Rechtsverstöße wurden einfach ausgesessen
Viele Kunden aber verbinden mit dem Namen Unister bis heute nicht Service, sondern Ärger und verlorenes Geld. Auch aktuell warten zahlreiche Kunden auf bezahlte Reise-Gutscheine, die Unister einfach nicht einlöst. Die Verbraucherzentralen und auch die Wettbewerbszentrale gehen seit Jahren gegen Rechtsverletzungen von Unister vor. "Dabei muss man wirklich sehr hartnäckig sein", sagt Kerstin Hoppe, Referentin im Team Rechtsdurchsetzung des Bundesverbands der Verbraucherzentralen. "Unsere Gerichtsverfahren wurden durch mehrfache Umfirmierungen des Unternehmens erheblich erschwert." Immer wieder habe erst geklärt werden müssen, wer der jeweilige Rechtsnachfolger gewesen sei. Rechtskräftige Urteile habe das Unternehmen teilweise nur sehr zögerlich umgesetzt. In diesen Fällen habe Unister nur durch weitere Ordnungsgeldverfahren zum Einlenken bewegt werden können.

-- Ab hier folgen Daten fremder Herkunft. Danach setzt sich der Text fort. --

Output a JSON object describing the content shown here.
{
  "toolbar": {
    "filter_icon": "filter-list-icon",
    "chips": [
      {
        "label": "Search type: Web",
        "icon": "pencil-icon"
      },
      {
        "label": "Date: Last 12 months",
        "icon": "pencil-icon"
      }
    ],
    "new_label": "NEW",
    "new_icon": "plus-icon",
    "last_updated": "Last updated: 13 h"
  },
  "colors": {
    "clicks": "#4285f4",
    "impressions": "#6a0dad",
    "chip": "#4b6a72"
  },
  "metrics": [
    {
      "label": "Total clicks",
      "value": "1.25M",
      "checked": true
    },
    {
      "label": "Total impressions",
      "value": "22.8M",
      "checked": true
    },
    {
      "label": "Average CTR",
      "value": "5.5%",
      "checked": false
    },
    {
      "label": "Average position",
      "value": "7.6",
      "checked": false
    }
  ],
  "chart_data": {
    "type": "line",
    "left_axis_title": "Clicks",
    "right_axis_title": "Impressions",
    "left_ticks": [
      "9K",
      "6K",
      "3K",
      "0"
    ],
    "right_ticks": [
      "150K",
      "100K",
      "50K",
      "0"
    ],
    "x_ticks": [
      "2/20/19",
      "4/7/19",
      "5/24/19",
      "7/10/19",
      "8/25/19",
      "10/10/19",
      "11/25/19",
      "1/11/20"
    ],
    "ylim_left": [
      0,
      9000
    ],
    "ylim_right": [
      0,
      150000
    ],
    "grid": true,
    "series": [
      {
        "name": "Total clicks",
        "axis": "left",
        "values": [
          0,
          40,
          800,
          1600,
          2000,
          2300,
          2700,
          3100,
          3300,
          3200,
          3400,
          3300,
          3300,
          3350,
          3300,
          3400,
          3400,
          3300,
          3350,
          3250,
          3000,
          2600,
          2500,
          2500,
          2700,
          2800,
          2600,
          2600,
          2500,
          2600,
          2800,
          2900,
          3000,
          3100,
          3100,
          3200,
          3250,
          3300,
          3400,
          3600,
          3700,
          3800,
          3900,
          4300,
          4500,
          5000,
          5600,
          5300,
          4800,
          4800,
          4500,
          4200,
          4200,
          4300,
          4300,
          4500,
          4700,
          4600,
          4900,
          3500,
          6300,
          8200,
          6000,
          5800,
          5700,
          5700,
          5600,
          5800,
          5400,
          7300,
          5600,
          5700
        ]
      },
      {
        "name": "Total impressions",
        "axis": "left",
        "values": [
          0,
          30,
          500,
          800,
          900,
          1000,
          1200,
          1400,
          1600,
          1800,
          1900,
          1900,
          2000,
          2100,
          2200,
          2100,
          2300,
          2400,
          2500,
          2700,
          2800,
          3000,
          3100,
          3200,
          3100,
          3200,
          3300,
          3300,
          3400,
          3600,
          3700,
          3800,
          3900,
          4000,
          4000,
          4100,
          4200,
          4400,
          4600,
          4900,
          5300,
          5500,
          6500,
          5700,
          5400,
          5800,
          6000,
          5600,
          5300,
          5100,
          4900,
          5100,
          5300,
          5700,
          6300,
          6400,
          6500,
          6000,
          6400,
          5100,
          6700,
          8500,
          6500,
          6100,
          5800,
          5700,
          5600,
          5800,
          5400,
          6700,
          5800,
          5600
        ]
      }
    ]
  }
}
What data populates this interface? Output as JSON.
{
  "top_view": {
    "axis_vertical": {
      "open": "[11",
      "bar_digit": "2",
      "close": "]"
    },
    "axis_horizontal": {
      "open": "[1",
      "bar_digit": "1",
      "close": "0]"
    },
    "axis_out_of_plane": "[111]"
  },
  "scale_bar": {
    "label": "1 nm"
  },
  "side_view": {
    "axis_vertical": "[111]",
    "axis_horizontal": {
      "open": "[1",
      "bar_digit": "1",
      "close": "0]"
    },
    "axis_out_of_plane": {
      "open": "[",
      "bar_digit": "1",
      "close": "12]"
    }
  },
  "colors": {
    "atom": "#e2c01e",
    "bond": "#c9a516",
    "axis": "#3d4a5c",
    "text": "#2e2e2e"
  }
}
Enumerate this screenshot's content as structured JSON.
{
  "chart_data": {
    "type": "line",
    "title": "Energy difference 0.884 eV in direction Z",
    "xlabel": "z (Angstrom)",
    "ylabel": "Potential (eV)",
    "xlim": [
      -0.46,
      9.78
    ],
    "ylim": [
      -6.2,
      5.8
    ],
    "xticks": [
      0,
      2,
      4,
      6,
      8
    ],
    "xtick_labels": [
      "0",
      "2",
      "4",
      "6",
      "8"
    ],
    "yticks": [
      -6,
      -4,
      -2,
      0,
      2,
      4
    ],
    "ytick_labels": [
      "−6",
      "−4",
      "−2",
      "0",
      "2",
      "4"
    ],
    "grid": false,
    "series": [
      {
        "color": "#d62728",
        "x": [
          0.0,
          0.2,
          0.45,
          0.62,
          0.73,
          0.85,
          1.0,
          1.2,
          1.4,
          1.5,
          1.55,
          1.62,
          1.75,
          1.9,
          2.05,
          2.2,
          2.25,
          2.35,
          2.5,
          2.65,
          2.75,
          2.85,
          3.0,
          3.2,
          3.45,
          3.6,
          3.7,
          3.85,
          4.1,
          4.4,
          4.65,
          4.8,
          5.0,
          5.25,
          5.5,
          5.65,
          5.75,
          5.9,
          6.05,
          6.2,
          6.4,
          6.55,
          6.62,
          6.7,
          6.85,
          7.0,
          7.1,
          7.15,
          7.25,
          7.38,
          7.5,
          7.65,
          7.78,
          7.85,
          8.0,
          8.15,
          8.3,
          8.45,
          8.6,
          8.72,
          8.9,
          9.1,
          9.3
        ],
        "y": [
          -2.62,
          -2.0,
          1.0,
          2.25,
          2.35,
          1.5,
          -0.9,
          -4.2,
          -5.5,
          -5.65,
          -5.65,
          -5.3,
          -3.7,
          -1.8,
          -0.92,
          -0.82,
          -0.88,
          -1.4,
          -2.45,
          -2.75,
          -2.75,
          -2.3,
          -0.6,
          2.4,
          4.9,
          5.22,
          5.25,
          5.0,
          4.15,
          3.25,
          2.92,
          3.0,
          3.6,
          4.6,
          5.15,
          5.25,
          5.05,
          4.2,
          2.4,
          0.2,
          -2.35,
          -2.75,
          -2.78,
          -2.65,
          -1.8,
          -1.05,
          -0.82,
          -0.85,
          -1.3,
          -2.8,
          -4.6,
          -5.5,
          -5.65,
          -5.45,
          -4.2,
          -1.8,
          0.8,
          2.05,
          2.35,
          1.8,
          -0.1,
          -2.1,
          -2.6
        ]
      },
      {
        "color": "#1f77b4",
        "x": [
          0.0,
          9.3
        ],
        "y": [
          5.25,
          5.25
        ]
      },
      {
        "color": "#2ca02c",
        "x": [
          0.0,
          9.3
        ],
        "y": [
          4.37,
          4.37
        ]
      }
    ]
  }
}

Umfirmierungen, also unter anderem das Gründen immer neuer Untergesellschaften, scheint bei Unister System gehabt zu haben. Unister wehrt sich gegen den Vorwurf und versucht vor dem sächsischen Oberlandesgericht diese Behauptung zu verbieten. Vor dem Leipziger Landgericht war das Unternehmen damit zuvor gescheitert. Das entstandene Gestrüpp aus Tochterfirmen und -gesellschaften aber ist offenbar so groß geworden, dass sich nach dem Tod des Hauptgeschäftsführers der Unister Holding GmbH, Thomas Wagner, keiner mehr zutraute, das Chaos zu überblicken, geschweige denn zu entzerren. Den verbliebenen Geschäftsführern blieb offensichtlich nichts anderes übrig, als Insolvenz anzumelden. Zu groß das Chaos, zu hoch die Schulden, zu sehr hatte Wagner offenbar die alleinige Kontrolle behalten wollen. Ein Sprecher des Insolvenzverwalters Lucas Flöther sagt, es sei in diesem Fall sehr schwer, sich einen Überblick zu verschaffen. "Buchhaltung kann man das nicht wirklich nennen."